QOW Trio: The Hold Up

Editor's Choice

Rating: ★★★★

Record and Artist Details

Musicians:

Spike Wells
Eddie Myer (b)
Riley Stone-Lonergan (ts)

Label:

Ubuntu

March/2024

Media Format:

CD, LP, DL

Catalogue Number:

UBU0151

RecordDate:

Rec. date not stated

Spike Wells came to jazz on the 1960s bandstand with Bobby Wellins and Tubby Hayes, Eddie Myer out of autodidactic 1990s love, Riley Stone-Lonergan with today’s academic grounding. They find generation-spanning common cause in straightahead hard bop, their model of Sonny Rollins’ chordless trios made current by fluent conviction in jazz’s lingua franca – anyway timeless now every genre and era digitally co-exists, Sidney Bechet and Stormzy awaiting the same swipe or click.

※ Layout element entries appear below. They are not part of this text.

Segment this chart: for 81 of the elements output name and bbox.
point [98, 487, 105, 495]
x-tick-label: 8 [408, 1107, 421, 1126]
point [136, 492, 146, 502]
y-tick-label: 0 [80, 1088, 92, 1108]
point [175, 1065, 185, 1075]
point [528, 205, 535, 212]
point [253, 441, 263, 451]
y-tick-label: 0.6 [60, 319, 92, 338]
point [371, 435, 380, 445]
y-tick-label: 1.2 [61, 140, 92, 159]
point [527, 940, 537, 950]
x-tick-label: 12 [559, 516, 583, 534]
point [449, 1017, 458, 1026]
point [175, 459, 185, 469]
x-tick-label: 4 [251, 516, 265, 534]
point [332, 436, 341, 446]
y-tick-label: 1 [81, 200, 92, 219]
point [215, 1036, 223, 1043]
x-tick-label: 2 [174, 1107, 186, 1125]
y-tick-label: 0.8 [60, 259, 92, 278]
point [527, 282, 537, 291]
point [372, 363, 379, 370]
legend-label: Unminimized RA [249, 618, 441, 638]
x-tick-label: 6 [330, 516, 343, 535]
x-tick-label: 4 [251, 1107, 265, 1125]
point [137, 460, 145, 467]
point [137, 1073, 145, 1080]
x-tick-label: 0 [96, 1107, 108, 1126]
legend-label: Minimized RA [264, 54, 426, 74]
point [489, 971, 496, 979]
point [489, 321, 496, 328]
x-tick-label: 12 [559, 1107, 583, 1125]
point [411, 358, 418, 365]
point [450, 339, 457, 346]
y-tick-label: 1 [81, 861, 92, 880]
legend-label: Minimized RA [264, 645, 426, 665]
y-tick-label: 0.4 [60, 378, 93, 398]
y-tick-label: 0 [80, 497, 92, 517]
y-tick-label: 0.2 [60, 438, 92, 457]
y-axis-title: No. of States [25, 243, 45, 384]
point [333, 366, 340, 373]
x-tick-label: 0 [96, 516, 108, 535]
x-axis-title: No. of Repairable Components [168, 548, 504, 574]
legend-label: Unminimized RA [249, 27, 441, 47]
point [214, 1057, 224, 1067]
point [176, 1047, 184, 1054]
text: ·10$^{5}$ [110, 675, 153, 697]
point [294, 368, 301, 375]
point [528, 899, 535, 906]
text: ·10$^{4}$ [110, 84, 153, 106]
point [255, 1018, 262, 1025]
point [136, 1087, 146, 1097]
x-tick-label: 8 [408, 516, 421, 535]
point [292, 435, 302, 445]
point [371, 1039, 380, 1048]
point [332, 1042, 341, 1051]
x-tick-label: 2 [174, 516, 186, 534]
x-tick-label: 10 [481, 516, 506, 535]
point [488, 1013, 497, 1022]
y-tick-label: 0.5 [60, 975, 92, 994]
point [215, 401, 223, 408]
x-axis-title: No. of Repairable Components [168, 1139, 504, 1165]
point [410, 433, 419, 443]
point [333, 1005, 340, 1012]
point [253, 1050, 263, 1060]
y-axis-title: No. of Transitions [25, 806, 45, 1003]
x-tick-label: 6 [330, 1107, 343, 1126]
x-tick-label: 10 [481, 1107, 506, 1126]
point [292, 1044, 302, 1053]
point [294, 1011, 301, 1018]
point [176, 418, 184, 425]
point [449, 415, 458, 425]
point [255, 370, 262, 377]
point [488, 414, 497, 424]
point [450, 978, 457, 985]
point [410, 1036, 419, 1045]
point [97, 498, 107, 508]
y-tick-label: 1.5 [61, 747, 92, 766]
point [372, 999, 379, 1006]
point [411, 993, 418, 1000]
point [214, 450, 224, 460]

This superior follow-up to the band’s self-titled debut is frontloaded with Stone-Lonergan originals. His tenor is insistent then sinuous on ‘High Noon’, Myer holding the rhythm then diving forward, Wells’ bass-drum deployed as colour, till slow, sultry expiry from Latin heat. The title track is apt on an album of impish staccato as well as breezy swing, Myer’s solo climbing through it at a gentle angle, bass tone warm and round. ‘Bastard Gentlemen’ might be their theme tune, samba informing Wells’ decorative percussion and bomb-dropping drive, and Stone-Lonergan’s melodic filigrees and wild rasps. Monk’s ‘Bright Mississippi’ sees the sax supply the pianist’s slanting notes.

Ballads go deep. Brooding arco bass is met by melancholy tenor on Strayhorn/Ellington’s ‘The Star-Crossed Lovers’, a timeless story in its tune and playing, the wistful sax a lover walking away. Stone-Lonergan’s arrangement of Stephen Foster’s ‘Hard Times Come Again No More’, written in 1854 as if awaiting the American Civil War’s apocalypse, has ‘Auld Lang Syne’’s familiar communality, and chill Celtic knowledge of its theme in the tenor’s tone.

This band are really about loving joy at living inside this music, heard best on Jackie McLean’s ‘Hip Strut’. Stone-Lonergan’s quizzical solo is pushed by Wells’ small percussive beats, Wells’ kit-exploring followed by Myer’s slow dance, as the trio fall into their own intimate world.